RRF Newsletter 53 back to contents
Snippets from an OFSTED report

Debbie Hepplewhite has spotted some interesting comments in a report of an inspection carried out in Malmesbury Church of England Primary School in February 2004.  

‘The recently introduced “Jolly Phonics” programme has already made a good impact on children’s reading, spelling and writing ability. ... Children can be seen and heard applying the strategies during free reading and writing activities as well as guided sessions with staff’ (Para. 55).  

These children’s application of phonics knowledge in free and guided reading contrasts with the more general picture found by both OFSTED and the NLS team. In its report The National Literacy Strategy: the first four years 1998-2002, OFSTED commented on ‘insufficient emphasis on teaching word- and sentence-level objectives, especially the application of phonic knowledge and skills’ in guided reading (p. 11). In the paper ‘Teaching phonics in the National Literacy Strategy’, the NLS team made a similar comment: ‘...too many teachers under-emphasise the application of phonics in the teaching of continuous reading’ (p. 14, underlining original).
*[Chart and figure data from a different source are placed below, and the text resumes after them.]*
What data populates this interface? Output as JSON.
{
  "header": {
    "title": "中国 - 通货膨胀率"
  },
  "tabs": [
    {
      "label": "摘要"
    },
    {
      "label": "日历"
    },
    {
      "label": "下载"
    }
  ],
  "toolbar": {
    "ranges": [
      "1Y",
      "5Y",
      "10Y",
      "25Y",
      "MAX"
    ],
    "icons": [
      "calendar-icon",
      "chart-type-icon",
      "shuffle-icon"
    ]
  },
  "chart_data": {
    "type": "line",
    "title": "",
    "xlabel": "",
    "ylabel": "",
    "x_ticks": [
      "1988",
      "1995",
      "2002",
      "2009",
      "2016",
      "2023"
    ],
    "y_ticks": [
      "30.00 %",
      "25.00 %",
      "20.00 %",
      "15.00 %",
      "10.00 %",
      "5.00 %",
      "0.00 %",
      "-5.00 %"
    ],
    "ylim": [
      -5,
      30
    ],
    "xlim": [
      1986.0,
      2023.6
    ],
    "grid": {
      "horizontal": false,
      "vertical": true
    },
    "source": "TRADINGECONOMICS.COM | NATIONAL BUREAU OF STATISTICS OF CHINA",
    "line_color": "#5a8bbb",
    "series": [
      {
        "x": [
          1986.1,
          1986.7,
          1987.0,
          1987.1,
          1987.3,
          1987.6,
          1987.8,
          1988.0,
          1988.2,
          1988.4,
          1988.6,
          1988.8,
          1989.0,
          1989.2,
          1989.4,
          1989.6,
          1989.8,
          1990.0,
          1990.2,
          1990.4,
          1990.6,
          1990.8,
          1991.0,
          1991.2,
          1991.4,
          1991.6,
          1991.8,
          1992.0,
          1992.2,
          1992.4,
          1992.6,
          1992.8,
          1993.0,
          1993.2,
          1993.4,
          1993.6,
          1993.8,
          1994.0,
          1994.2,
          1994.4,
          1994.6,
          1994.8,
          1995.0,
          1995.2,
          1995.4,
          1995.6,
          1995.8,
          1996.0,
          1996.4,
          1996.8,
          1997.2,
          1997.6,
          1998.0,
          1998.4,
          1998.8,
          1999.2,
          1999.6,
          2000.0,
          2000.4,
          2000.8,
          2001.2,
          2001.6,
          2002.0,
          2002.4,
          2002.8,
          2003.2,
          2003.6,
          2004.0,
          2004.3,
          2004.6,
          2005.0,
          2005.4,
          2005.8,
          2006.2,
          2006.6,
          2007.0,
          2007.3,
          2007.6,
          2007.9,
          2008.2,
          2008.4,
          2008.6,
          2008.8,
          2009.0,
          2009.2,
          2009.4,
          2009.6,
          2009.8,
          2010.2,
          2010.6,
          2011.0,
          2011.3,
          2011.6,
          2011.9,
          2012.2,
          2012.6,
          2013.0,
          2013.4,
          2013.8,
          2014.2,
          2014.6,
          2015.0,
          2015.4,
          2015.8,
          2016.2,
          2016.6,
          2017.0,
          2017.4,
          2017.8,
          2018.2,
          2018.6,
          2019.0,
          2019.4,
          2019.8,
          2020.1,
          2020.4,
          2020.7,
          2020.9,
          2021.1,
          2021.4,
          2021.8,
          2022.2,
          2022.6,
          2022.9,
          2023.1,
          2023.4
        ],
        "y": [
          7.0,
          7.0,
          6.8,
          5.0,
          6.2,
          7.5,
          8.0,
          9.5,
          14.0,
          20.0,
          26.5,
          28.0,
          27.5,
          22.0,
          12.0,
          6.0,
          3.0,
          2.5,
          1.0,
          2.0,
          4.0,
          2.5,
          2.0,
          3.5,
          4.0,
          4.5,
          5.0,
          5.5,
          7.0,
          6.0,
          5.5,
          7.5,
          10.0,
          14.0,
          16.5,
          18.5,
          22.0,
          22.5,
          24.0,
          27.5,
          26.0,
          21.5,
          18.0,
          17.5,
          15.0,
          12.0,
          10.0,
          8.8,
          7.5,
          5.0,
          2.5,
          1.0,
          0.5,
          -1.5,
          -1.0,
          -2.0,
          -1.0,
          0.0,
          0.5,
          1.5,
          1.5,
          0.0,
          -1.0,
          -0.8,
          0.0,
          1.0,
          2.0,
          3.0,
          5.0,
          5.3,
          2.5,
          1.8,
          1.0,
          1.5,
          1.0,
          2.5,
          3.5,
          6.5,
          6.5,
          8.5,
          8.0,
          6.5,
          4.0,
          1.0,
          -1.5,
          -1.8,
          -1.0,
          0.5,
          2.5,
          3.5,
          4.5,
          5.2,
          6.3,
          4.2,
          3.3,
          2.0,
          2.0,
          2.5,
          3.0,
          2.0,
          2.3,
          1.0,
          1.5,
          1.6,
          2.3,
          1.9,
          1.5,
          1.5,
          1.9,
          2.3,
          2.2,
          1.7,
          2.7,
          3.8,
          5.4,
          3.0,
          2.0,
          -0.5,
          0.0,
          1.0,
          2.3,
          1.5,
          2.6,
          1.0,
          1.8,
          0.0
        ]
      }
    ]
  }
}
Why do synthetic phonics children apply their phonics knowledge in continuous reading more than other children do? It is surely because synthetic phonics teaches the alphabetic code in ways which make its application in text-reading very clear, whereas the NLS does not. Why would children use sounding out and blending for word-identification in guided reading when the NLS expects them to blend only after words have been identified? (See Newsletter 51, p. 17).  

OFSTED’s report on Malmesbury School also comments: ‘Many other pupils, particularly those in Years 3 to 6, are still at basic levels and are not using phonics (letter sounds) and other strategies to help themselves with their reading. This is because they have not been taught the correct strategies consistently in the past’ (paras. 64-5). 

The fact that the older children had ‘not been not taught the correct strategies consistently in the past’ implies that NLS strategies had failed these Year 3-6 children: it was surely these NLS strategies that the school had taught before it introduced Jolly Phonics.